Monday, May. 04, 1987

An "Outrageous" Ministry

By David Brand

Televangelist Jim Bakker once broached the delicate subject of his finances to his huge television congregation. "You know, one time they accused me of being a wealthy man," he said. Then, looking sincerely into the camera, he told the audience that when an audit was carried out "several years ago" his net worth "came out to be $15,000."

That declaration was made in late 1985. Since then a remarkable improvement seems to have taken place in the financial affairs of Jim Bakker, 47, and his singing wife Tammy Faye, 45, former cohosts of The Jim and Tammy Show, an inspirational daily cable hour. The Charlotte (N.C.) Observer reported last week that the couple received nearly $1.6 million in pay last year from their PTL (for Praise the Lord or People That Love) television ministry.
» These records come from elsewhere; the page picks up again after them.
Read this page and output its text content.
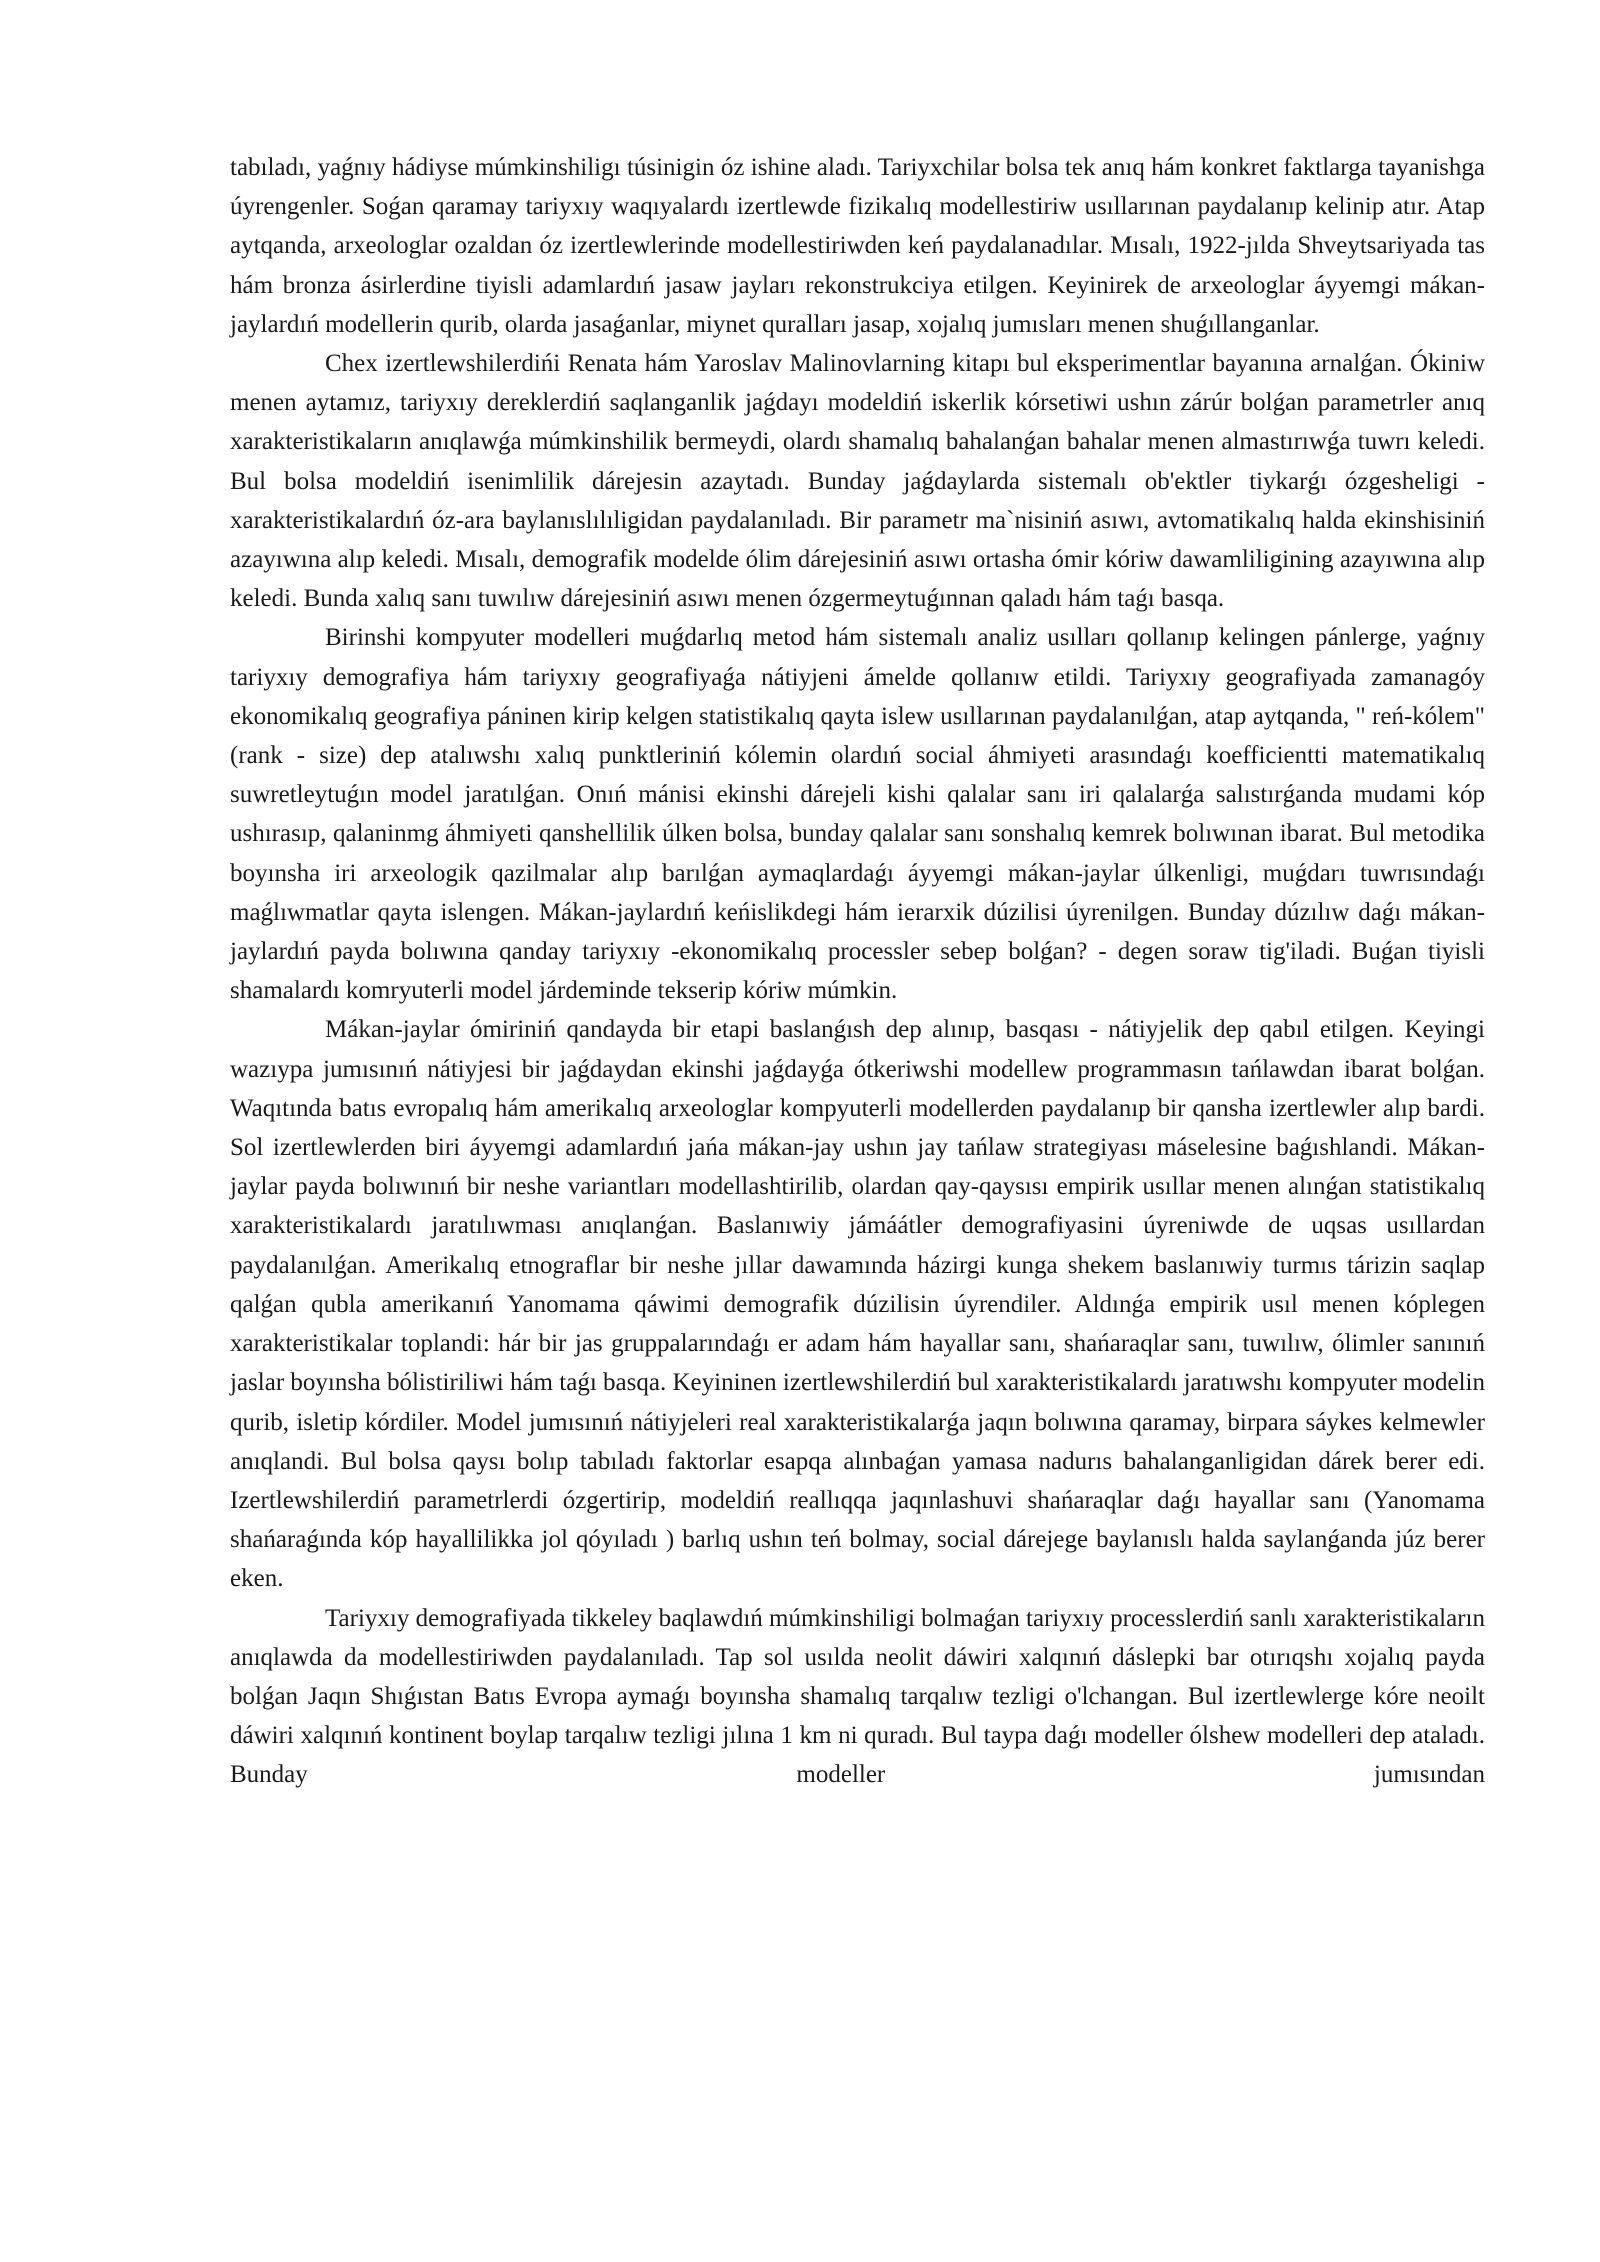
tabıladı, yaǵnıy hádiyse múmkinshiligı túsinigin óz ishine aladı. Tariyxchilar bolsa tek anıq hám konkret faktlarga tayanishga úyrengenler. Soǵan qaramay tariyxıy waqıyalardı izertlewde fizikalıq modellestiriw usıllarınan paydalanıp kelinip atır. Atap aytqanda, arxeologlar ozaldan óz izertlewlerinde modellestiriwden keń paydalanadılar. Mısalı, 1922-jılda Shveytsariyada tas hám bronza ásirlerdine tiyisli adamlardıń jasaw jayları rekonstrukciya etilgen. Keyinirek de arxeologlar áyyemgi mákan-jaylardıń modellerin qurib, olarda jasaǵanlar, miynet quralları jasap, xojalıq jumısları menen shuǵıllanganlar.

Chex izertlewshilerdińi Renata hám Yaroslav Malinovlarning kitapı bul eksperimentlar bayanına arnalǵan. Ókiniw menen aytamız, tariyxıy dereklerdiń saqlanganlik jaǵdayı modeldiń iskerlik kórsetiwi ushın zárúr bolǵan parametrler anıq xarakteristikaların anıqlawǵa múmkinshilik bermeydi, olardı shamalıq bahalanǵan bahalar menen almastırıwǵa tuwrı keledi. Bul bolsa modeldiń isenimlilik dárejesin azaytadı. Bunday jaǵdaylarda sistemalı ob'ektler tiykarǵı ózgesheligi - xarakteristikalardıń óz-ara baylanıslılıligidan paydalanıladı. Bir parametr ma`nisiniń asıwı, avtomatikalıq halda ekinshisiniń azayıwına alıp keledi. Mısalı, demografik modelde ólim dárejesiniń asıwı ortasha ómir kóriw dawamliligining azayıwına alıp keledi. Bunda xalıq sanı tuwılıw dárejesiniń asıwı menen ózgermeytuǵınnan qaladı hám taǵı basqa.

Birinshi kompyuter modelleri muǵdarlıq metod hám sistemalı analiz usılları qollanıp kelingen pánlerge, yaǵnıy tariyxıy demografiya hám tariyxıy geografiyaǵa nátiyjeni ámelde qollanıw etildi. Tariyxıy geografiyada zamanagóy ekonomikalıq geografiya páninen kirip kelgen statistikalıq qayta islew usıllarınan paydalanılǵan, atap aytqanda, " reń-kólem" (rank - size) dep atalıwshı xalıq punktleriniń kólemin olardıń social áhmiyeti arasındaǵı koefficientti matematikalıq suwretleytuǵın model jaratılǵan. Onıń mánisi ekinshi dárejeli kishi qalalar sanı iri qalalarǵa salıstırǵanda mudami kóp ushırasıp, qalaninmg áhmiyeti qanshellilik úlken bolsa, bunday qalalar sanı sonshalıq kemrek bolıwınan ibarat. Bul metodika boyınsha iri arxeologik qazilmalar alıp barılǵan aymaqlardaǵı áyyemgi mákan-jaylar úlkenligi, muǵdarı tuwrısındaǵı maǵlıwmatlar qayta islengen. Mákan-jaylardıń keńislikdegi hám ierarxik dúzilisi úyrenilgen. Bunday dúzılıw daǵı mákan-jaylardıń payda bolıwına qanday tariyxıy -ekonomikalıq processler sebep bolǵan? - degen soraw tig'iladi. Buǵan tiyisli shamalardı komryuterli model járdeminde tekserip kóriw múmkin.

Mákan-jaylar ómiriniń qandayda bir etapi baslanǵısh dep alınıp, basqası - nátiyjelik dep qabıl etilgen. Keyingi wazıypa jumısınıń nátiyjesi bir jaǵdaydan ekinshi jaǵdayǵa ótkeriwshi modellew programmasın tańlawdan ibarat bolǵan. Waqıtında batıs evropalıq hám amerikalıq arxeologlar kompyuterli modellerden paydalanıp bir qansha izertlewler alıp bardi. Sol izertlewlerden biri áyyemgi adamlardıń jańa mákan-jay ushın jay tańlaw strategiyası máselesine baǵıshlandi. Mákan-jaylar payda bolıwınıń bir neshe variantları modellashtirilib, olardan qay-qaysısı empirik usıllar menen alınǵan statistikalıq xarakteristikalardı jaratılıwması anıqlanǵan. Baslanıwiy jámáátler demografiyasini úyreniwde de uqsas usıllardan paydalanılǵan. Amerikalıq etnograflar bir neshe jıllar dawamında házirgi kunga shekem baslanıwiy turmıs tárizin saqlap qalǵan qubla amerikanıń Yanomama qáwimi demografik dúzilisin úyrendiler. Aldınǵa empirik usıl menen kóplegen xarakteristikalar toplandi: hár bir jas gruppalarındaǵı er adam hám hayallar sanı, shańaraqlar sanı, tuwılıw, ólimler sanınıń jaslar boyınsha bólistiriliwi hám taǵı basqa. Keyininen izertlewshilerdiń bul xarakteristikalardı jaratıwshı kompyuter modelin qurib, isletip kórdiler. Model jumısınıń nátiyjeleri real xarakteristikalarǵa jaqın bolıwına qaramay, birpara sáykes kelmewler anıqlandi. Bul bolsa qaysı bolıp tabıladı faktorlar esapqa alınbaǵan yamasa nadurıs bahalanganligidan dárek berer edi. Izertlewshilerdiń parametrlerdi ózgertirip, modeldiń reallıqqa jaqınlashuvi shańaraqlar daǵı hayallar sanı (Yanomama shańaraǵında kóp hayallilikka jol qóyıladı ) barlıq ushın teń bolmay, social dárejege baylanıslı halda saylanǵanda júz berer eken.

Tariyxıy demografiyada tikkeley baqlawdıń múmkinshiligi bolmaǵan tariyxıy processlerdiń sanlı xarakteristikaların anıqlawda da modellestiriwden paydalanıladı. Tap sol usılda neolit dáwiri xalqınıń dáslepki bar otırıqshı xojalıq payda bolǵan Jaqın Shıǵıstan Batıs Evropa aymaǵı boyınsha shamalıq tarqalıw tezligi o'lchangan. Bul izertlewlerge kóre neoilt dáwiri xalqınıń kontinent boylap tarqalıw tezligi jılına 1 km ni quradı. Bul taypa daǵı modeller ólshew modelleri dep ataladı. Bunday modeller jumısından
In the first three months of this year, the paper added, the Pentecostal preacher and his wife received $640,000. In all, the Bakkers were paid $4.8 million in salary, bonuses and other compensation between 1984 and last month.
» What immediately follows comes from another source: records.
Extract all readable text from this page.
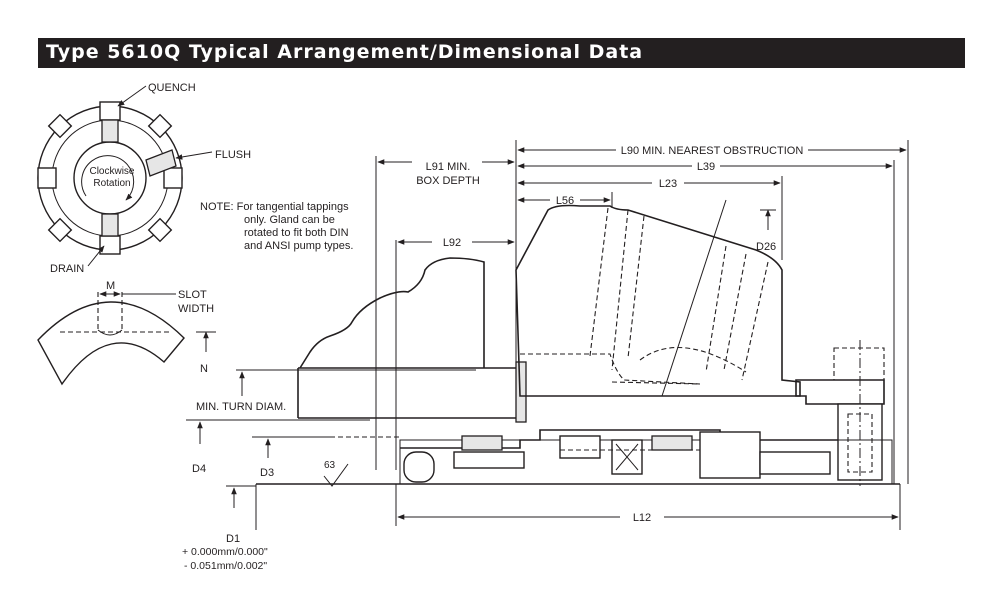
Type 5610Q Typical Arrangement/Dimensional Data
Clockwise
Rotation
QUENCH
FLUSH
DRAIN
NOTE: For tangential tappings
only. Gland can be
rotated to fit both DIN
and ANSI pump types.
M
SLOT
WIDTH
N
L90 MIN. NEAREST OBSTRUCTION
L91 MIN.
BOX DEPTH
L39
L23
L56
D26
L92
MIN. TURN DIAM.
D4	D3
63
D1
+ 0.000mm/0.000"
- 0.051mm/0.002"
L12
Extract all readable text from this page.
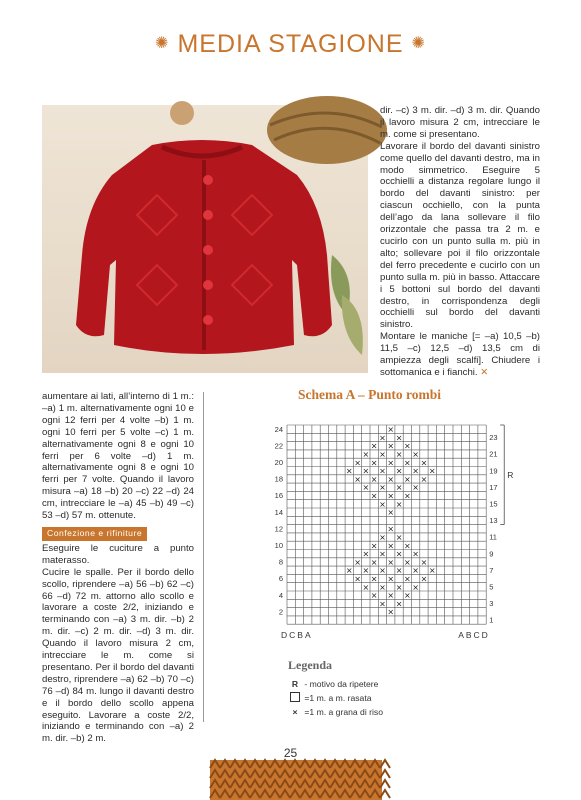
✺ MEDIA STAGIONE ✺
dir. –c) 3 m. dir. –d) 3 m. dir. Quando il lavoro misura 2 cm, intrecciare le m. come si presentano.
Lavorare il bordo del davanti sinistro come quello del davanti destro, ma in modo simmetrico. Eseguire 5 occhielli a distanza regolare lungo il bordo del davanti sinistro: per ciascun occhiello, con la punta dell’ago da lana sollevare il filo orizzontale che passa tra 2 m. e cucirlo con un punto sulla m. più in alto; sollevare poi il filo orizzontale del ferro precedente e cucirlo con un punto sulla m. più in basso. Attaccare i 5 bottoni sul bordo del davanti destro, in corrispondenza degli occhielli sul bordo del davanti sinistro.
Montare le maniche [= –a) 10,5 –b) 11,5 –c) 12,5 –d) 13,5 cm di ampiezza degli scalfi]. Chiudere i sottomanica e i fianchi. ✕
aumentare ai lati, all’interno di 1 m.: –a) 1 m. alternativamente ogni 10 e ogni 12 ferri per 4 volte –b) 1 m. ogni 10 ferri per 5 volte –c) 1 m. alternativamente ogni 8 e ogni 10 ferri per 6 volte –d) 1 m. alternativamente ogni 8 e ogni 10 ferri per 7 volte. Quando il lavoro misura –a) 18 –b) 20 –c) 22 –d) 24 cm, intrecciare le –a) 45 –b) 49 –c) 53 –d) 57 m. ottenute.
Confezione e rifiniture
Eseguire le cuciture a punto materasso.
Cucire le spalle. Per il bordo dello scollo, riprendere –a) 56 –b) 62 –c) 66 –d) 72 m. attorno allo scollo e lavorare a coste 2/2, iniziando e terminando con –a) 3 m. dir. –b) 2 m. dir. –c) 2 m. dir. –d) 3 m. dir. Quando il lavoro misura 2 cm, intrecciare le m. come si presentano. Per il bordo del davanti destro, riprendere –a) 62 –b) 70 –c) 76 –d) 84 m. lungo il davanti destro e il bordo dello scollo appena eseguito. Lavorare a coste 2/2, iniziando e terminando con –a) 2 m. dir. –b) 2 m.
Schema A – Punto rombi
×
× ×
× × ×
× × × ×
× × × × ×
× × × × × ×
× × × × ×
× × × ×
× × ×
× ×
×
×
× ×
× × ×
× × × ×
× × × × ×
× × × × × ×
× × × × ×
× × × ×
× × ×
× ×
×
24
22
20
18
16
14
12
10
8
6
4
2
23
21
19
17
15
13
11
9
7
5
3
1
R
DCBA	ABCD
Legenda
R
- motivo da ripetere

=1 m. a m. rasata
×
=1 m. a grana di riso
25
PassionForum.ru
The revelations of these celestial sums were yet another chapter in the saga of Bakker, an Assemblies of God minister who for 13 years ran the $129 million-a-year PTL empire, which includes the Heritage USA theme park in Fort Mill, S.C. Six weeks ago he stepped down as PTL president and chairman after admitting to a 1980 tryst with Massapequa, N.Y., Church Secretary Jessica Hahn and to then making a "blackmail" payment. A $265,000 hush-money package was assembled for Hahn and her advisers.
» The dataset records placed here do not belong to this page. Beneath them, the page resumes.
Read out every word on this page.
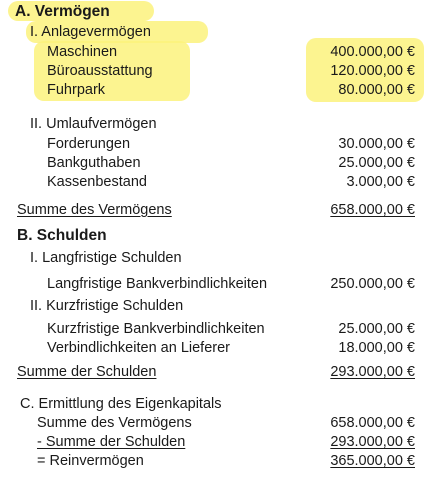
A. Vermögen
I. Anlagevermögen
Maschinen	400.000,00 €
Büroausstattung	120.000,00 €
Fuhrpark	80.000,00 €
II. Umlaufvermögen
Forderungen	30.000,00 €
Bankguthaben	25.000,00 €
Kassenbestand	3.000,00 €
Summe des Vermögens	658.000,00 €
B. Schulden
I. Langfristige Schulden
Langfristige Bankverbindlichkeiten	250.000,00 €
II. Kurzfristige Schulden
Kurzfristige Bankverbindlichkeiten	25.000,00 €
Verbindlichkeiten an Lieferer	18.000,00 €
Summe der Schulden	293.000,00 €
C. Ermittlung des Eigenkapitals
Summe des Vermögens	658.000,00 €
- Summe der Schulden	293.000,00 €
= Reinvermögen	365.000,00 €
Jerry Falwell, the Lynchburg, Va., Baptist Fundamentalist who assumed the post of PTL chairman in mid-March, last week reviewed the lavish compensation ( that has been made in the past to Bakker and his fellow PTL officials. Falwell's reaction: "outrageous" and "indefensible." Among the disbursements were $350,000 in 1986 and $270,000 in the first quarter of 1987 to Richard Dortch, 55, the new president of PTL and Bakker's former chief aide; $360,000 last year and $250,000 as of March to David Taggart, 29, another Bakker aide; $160,000 in 1986 and $50,000 this year to Shirley Fulbright, a PTL executive assistant. Falwell ordered a halt to bonuses and all other remuneration, apart from salaries, for PTL's 2,000-member staff. Said Falwell, who earns $100,000 a year from his Lynchburg ministry: "I don't think any reasonable person could believe these salaries are acceptable. In my opinion, no ministry in America pays pastors and staffs at this level."

Falwell and his board plan to meet this week at Heritage USA. According to a Falwell spokesman, the audit that unveiled the PTL pay structure will be high on the agenda. On the PTL television show, of which he is now host, Dortch announced that for the next twelve months "I will not accept any salary whatsoever, nor pension benefits or any other benefits." Dortch remains under fire for his role in helping to negotiate the settlement with Hahn, and he may be dismissed at this week's PTL board meeting. One major concern of the board's is that angry viewers of the ministry's cable network, which reaches 13.5 million households, may stop mailing in the contributions that last year swelled the ministry's revenues to $129 million. In recent weeks both Falwell and Jimmy Swaggart, the Baton Rouge, La., preacher who passed along rumors about Bakker's sins to Assemblies of God officials, have sent out letters telling contributors that the PTL scandal has hurt their own fund raising. Last week three members of a Columbus family filed a $601 million class- action suit against PTL. They say their donations were used for illegal purposes rather than good works.

For Bakker, who has been in seclusion at his Palm Springs, Calif., home, there were even more damaging revelations at week's end. They were made by John Ankerberg, a Southern Baptist TV preacher from Chattanooga, Tenn. Interviewed on CNN, Ankerberg accused Bakker of involvements with prostitutes and homosexuals over at least the past nine years. Said Ankerberg: "From the people I have heard, from the evidence I have seen, it is more than talk." He described a pattern of persistent misbehavior among top members of the PTL staff, involving "wife swapping" and "diversion of funds," that he said had been condoned by both Bakker and Dortch. At week's end, Tammy Bakker released a statement from her husband, denying that he had ever been with a prostitute or was homosexual. She also said that "99%" of what the media had printed about the Bakkers "bears no truth whatsoever."